From the back of the theater sounds a regular beat, quiet at first, then mounting in volume. In dances a slender woman wearing a tight chef's jacket and hat. She is holding aloft a frying pan and, well, playing it. Three men follow her, also in white chef's uniforms, bearing -- and beating -- a plastic tub, a colander and an oilcan, in that order. As the volume escalates, all four snake their way through the audience; by the time they reach the stage, the noise from these improvised instruments is deafening.
Welcome to a night with Nanta: "Jackie Chan meets the Marx Brothers," as the South Korean performance group's manager, Kim Byung Ick, later remarks. For the past five years, on tour and in its home base of Seoul (where 50 percent of the audience is Japanese tourists), Nanta has been wowing audiences with its unusual musical comedy show.

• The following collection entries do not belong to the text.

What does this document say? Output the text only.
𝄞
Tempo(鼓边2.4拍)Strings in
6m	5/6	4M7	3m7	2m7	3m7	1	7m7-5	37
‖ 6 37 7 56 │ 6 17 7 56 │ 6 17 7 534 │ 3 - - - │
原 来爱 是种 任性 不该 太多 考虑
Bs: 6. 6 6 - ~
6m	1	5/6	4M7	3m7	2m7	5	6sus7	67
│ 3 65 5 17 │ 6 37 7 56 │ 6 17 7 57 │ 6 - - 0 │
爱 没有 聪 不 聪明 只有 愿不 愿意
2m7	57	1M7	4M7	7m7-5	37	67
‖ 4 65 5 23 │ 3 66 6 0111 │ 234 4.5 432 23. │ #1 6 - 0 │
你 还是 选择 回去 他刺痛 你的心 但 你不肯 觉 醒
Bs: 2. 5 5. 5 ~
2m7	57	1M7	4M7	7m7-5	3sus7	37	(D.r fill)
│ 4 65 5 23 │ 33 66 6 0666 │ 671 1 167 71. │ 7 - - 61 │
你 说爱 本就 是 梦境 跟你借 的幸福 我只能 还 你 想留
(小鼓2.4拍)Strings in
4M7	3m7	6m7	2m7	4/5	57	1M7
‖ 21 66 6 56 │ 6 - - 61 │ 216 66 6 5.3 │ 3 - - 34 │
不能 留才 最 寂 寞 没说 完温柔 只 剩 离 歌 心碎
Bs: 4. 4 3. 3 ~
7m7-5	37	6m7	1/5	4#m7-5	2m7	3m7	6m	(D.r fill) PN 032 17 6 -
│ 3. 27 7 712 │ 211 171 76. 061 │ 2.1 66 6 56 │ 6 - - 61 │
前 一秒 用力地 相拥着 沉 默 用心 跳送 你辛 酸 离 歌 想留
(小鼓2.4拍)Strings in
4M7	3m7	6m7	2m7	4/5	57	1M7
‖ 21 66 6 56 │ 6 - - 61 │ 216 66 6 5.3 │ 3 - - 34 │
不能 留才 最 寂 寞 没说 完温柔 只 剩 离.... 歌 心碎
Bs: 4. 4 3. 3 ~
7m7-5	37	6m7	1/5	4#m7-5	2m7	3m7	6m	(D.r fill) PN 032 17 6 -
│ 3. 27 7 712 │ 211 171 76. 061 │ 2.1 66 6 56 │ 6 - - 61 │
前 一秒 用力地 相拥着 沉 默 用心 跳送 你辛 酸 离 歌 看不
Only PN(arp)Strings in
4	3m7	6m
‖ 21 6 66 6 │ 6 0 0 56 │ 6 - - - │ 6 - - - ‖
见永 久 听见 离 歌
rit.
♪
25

What's so unusual about it? Formed in October 1997, the group takes its name from ran-da, a reading of two kanji meaning "to beat vigorously." But you won't find any drums on stage during a Nanta performance. Instead, the scene is set in a kitchen, strewn with utensils: pots and pans, chopping blocks, buckets, a couple of trash cans. These items are Nanta's props -- and their musical instruments -- plates are tossed across the stage and stacked with a juggler's dexterity, kitchen knives are used to beat out a dangerous rhythm.